3.2.2. Arguments neurobiologiques et études de neuroimagerie dans le trouble obsessionnel-compulsif : implication de la circuiterie fronto-sous-corticale.

Les données de la neurobiologie et de la neuroimagerie fonctionnelle suggèrent l’existence d’un dysfonctionnement des régions cérébrales impliquées dans les processus chargés de moduler l’activité d’inhibition/ désinhibition dans le trouble obsessionnel-compulsif. L’implication de perturbations fonctionnelles au niveau des ganglions de la base et de ses relations avec les circuiteries fronto-sous-corticales est suggéré, en particulier le circuit “ ventral ” qui implique le cortex orbito-frontal et les noyaux caudés (Alexander, De Long et Strick, 1986 ; Brody et Saxena, 1996 ; Saxena, Brody, Schwartz et Baxter, 1998 ; Bradshaw et Sheppard, 2000 ). Ce circuit est considéré comme faisant fonction d’interface entre le circuit dorsal (impliquant le cortex préfrontal) et les systèmes affectifs (Rauch et Baxter, 1998). Le circuit dorsal est supposé intervenir préférentiellement dans les fonctions exécutives de type mémoire de travail et processus de planification alors que le circuit ventral est typiquement associé avec les processus d’inhibition comportementale en relation avec le contexte environnemental, social et émotionnel (Zald et Kim, 1996). Cinq circuits ou boucles fronto-sous-cortico-frontales, organisées de manière parallèle, ont été ainsi identifiées (Cummings, 1993). Chacune prend son origine dans le cortex frontal, fait relais au niveau du striatum (noyau caudé, putamen), passe ensuite par le globus pallidus et le locus niger, puis par des noyaux spécifiques du thalamus, pour enfin retourner au cortex frontal.

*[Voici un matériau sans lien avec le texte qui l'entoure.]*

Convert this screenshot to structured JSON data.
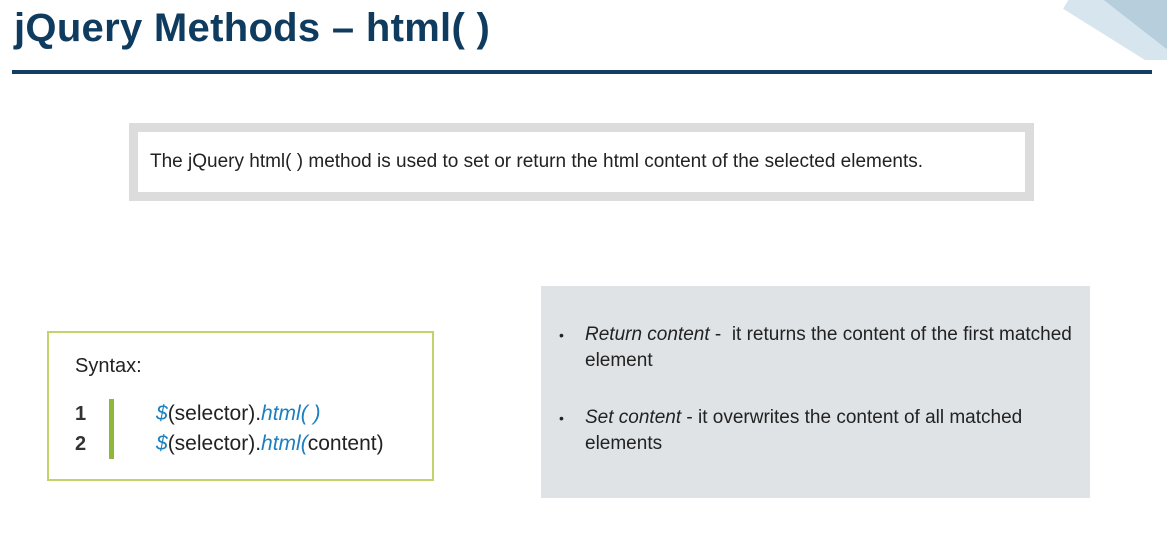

Un certain nombre d’études ont observé, à un niveau neurométabolique, les régions cérébrales qui pourraient être impliquées dans le traitement des pensées intrusives “ pathologiques ”. Le résultat le plus constant des diverses méthodes d’imagerie cérébrale utilisées est la mise en évidence d’un hyperfonctionnement des régions frontales et plus particulièrement orbito-frontales (Pour une revue: Cottraux et Gérard, 1997) ainsi que l’implication du circuit ventral (Baxter, Phelps, Mazziota, Guze, Schwartz et Selin, 1987 ; Baxter et coll., 1988, 1992). Ce fait expérimental est retrouvé dans 70% des études engagées sur ce thème (19 études sur 27, dont Nordhal, Benkelfat, Semple, Gross, King et Cohen, 1989 ; Swedo et coll.,1989; Benkelfat, Nordhal, Semple, King, Murphy et Cohen, 1990; Sawle, Hymas, Lees et Frackowiack,1991; Machlin, Harris, Paerlson, Hoenh-Saric, Jeffery et Camargo, 1991). Trois autres groupes indépendants ont cependant eu des résultats contradictoires et retrouvent un hypométabolisme généralisé (Martinot et coll. 1990, Ananth, Villanueva-Meyer, Darcourt et Mena, 1991) ou localisé au niveau du noyau caudé (Mindus, Nyman, Mogard, Meyerson et Ericson, 1989). Enfin, Rubin, Villanueva-Meyer, Ananth, Trajamar et Mena (1992), avec le SPECT, ont montré un hypométabolisme des noyaux caudés, associés à un hypermétabolisme orbito-frontal. L’hyperfrontalité apparaît donc comme le seul résultat retrouvé le plus fréquemment, dans 70 % des études. L’implication des ganglions de la base a été, quant à elle, retrouvée moins fréquemment, dans 56 % (15 des 27 études).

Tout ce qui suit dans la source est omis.